OCPBUGS-59763: enforce client side auth requirement for metrics endpoint #684

ankitathomas · 2025-11-07T21:04:20Z

Description of the change:
Add client cert authentication for the metrics endpoint, as per https://rhobs-handbook.netlify.app/products/openshiftmonitoring/collecting_metrics.md/#roll-your-own-https-server

This PR secures the prometheus metrics HTTPS endpoint at port 8081 by authenticating the requestor through requiring and verifying client side certificates. Client side certificates also reduce the load on the kubernetes apiserver when compared to using bearer token based auth. The client CA bundle is present at the client-ca-file key of the kube-system/extension-apiserver-authentication ConfigMap on OpenShift clusters. The PR augments the existing server-side TLS verification with the client cert requirement, enforcing the client requests to be made with a certificate signed by the expected client CA.

The metrics server will now include the client CA bundle and require and verify client certs. All requests without valid client certs will be rejected with tls: certificate required

The configmap controller will monitor the kube-system/extension-apiserver-authentication ConfigMap to rotate (hot-reload) the client CAs on the metrics server's CA certPool for any change to the CAs. The change includes the appropriate rolebinding to allow the marketplace-operator to reconcile this configmap.

Tests verify unauthenticated rejection, authenticated success, CA rotation.

Motivation for the change:
Avoid potential information leaks through scraping by unauthenticated users

Reviewer Checklist

Implementation matches the proposed design, or proposal is updated to match implementation
Sufficient unit test coverage
Sufficient end-to-end test coverage
Docs updated or added to /docs
Commit messages sensible and descriptive

Signed-off-by: Ankita Thomas <[email protected]>

ankitathomas · 2025-11-10T13:43:00Z

/retest

ankitathomas · 2025-11-11T15:12:24Z

pkg/metrics/metrics.go

+			} else {
+				logrus.Warnf("No client CA configured, continuing without client cert verification")
+			}
 			err := httpsServer.ListenAndServeTLS("", "")


While the catalogsource, configmap and operatorhub reconcilers are managed by controller-runtime, the metrics server is a standalone HTTPS server on port 8081 exposed via the marketplace-operator-metrics service.

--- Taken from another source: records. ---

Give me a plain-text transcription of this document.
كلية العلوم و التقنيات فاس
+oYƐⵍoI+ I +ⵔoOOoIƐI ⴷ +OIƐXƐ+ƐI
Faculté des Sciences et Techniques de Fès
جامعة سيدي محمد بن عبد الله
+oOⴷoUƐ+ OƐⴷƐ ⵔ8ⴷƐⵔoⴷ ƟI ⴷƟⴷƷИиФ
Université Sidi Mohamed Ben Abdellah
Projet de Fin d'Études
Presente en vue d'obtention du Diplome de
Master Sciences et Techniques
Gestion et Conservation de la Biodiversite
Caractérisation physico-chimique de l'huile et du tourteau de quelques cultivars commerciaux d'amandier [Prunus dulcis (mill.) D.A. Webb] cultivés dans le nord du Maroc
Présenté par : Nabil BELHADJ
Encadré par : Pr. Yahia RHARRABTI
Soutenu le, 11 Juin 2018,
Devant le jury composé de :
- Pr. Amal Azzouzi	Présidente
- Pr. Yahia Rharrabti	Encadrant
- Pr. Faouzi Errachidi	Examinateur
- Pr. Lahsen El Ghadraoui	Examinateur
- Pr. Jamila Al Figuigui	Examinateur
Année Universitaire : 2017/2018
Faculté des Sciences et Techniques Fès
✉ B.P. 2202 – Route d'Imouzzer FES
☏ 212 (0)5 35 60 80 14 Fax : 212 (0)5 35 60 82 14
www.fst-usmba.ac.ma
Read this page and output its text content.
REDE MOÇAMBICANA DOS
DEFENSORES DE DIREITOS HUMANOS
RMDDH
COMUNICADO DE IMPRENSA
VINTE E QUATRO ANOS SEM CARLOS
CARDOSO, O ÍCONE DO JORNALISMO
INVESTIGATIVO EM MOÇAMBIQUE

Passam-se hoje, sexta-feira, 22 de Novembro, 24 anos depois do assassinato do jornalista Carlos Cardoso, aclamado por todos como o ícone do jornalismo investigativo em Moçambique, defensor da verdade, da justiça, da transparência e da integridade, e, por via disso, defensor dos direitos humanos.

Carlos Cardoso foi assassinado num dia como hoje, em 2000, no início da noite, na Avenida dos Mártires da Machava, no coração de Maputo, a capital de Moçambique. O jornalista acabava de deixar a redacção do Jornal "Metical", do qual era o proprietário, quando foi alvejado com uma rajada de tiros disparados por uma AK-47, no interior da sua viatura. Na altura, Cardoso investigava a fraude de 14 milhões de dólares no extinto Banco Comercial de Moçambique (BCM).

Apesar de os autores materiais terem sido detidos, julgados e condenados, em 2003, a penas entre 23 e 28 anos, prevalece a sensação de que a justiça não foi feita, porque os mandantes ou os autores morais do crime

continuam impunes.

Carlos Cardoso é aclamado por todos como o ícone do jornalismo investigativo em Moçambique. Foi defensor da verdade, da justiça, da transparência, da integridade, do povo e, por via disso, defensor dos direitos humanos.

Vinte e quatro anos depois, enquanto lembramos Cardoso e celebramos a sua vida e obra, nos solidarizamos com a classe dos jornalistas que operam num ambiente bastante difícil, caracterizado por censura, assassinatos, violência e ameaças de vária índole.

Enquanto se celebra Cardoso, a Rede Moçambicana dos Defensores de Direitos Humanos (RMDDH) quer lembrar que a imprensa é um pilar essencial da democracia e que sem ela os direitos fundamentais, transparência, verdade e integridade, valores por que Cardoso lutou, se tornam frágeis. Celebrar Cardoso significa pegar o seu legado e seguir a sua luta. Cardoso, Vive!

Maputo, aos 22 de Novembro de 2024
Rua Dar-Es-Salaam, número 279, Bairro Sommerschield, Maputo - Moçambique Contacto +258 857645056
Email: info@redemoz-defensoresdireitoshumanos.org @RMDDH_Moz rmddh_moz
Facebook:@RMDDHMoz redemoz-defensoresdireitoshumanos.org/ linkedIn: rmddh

This is the minimum set of changes required to secure this server

Thanks for the additional context @ankitathomas.

Wdyt about also cleaning up the deployment in this PR to document these ports (and help with service discovery/NetworkPolicy etc)

ports: - containerPort: 8081 name: https-metrics - containerPort: 8383 name: metrics - containerPort: 8080 name: healthz

Right now I see ports that are unused and misleading

ref: https://github.com/operator-framework/operator-marketplace/blob/master/manifests/09_operator.yaml#L52-L56

anik120 · 2025-11-11T16:16:58Z

pkg/metrics/metrics.go

+			} else {
+				logrus.Warnf("No client CA configured, continuing without client cert verification")
+			}
 			err := httpsServer.ListenAndServeTLS("", "")


Thanks for the additional context @ankitathomas.

Wdyt about also cleaning up the deployment in this PR to document these ports (and help with service discovery/NetworkPolicy etc)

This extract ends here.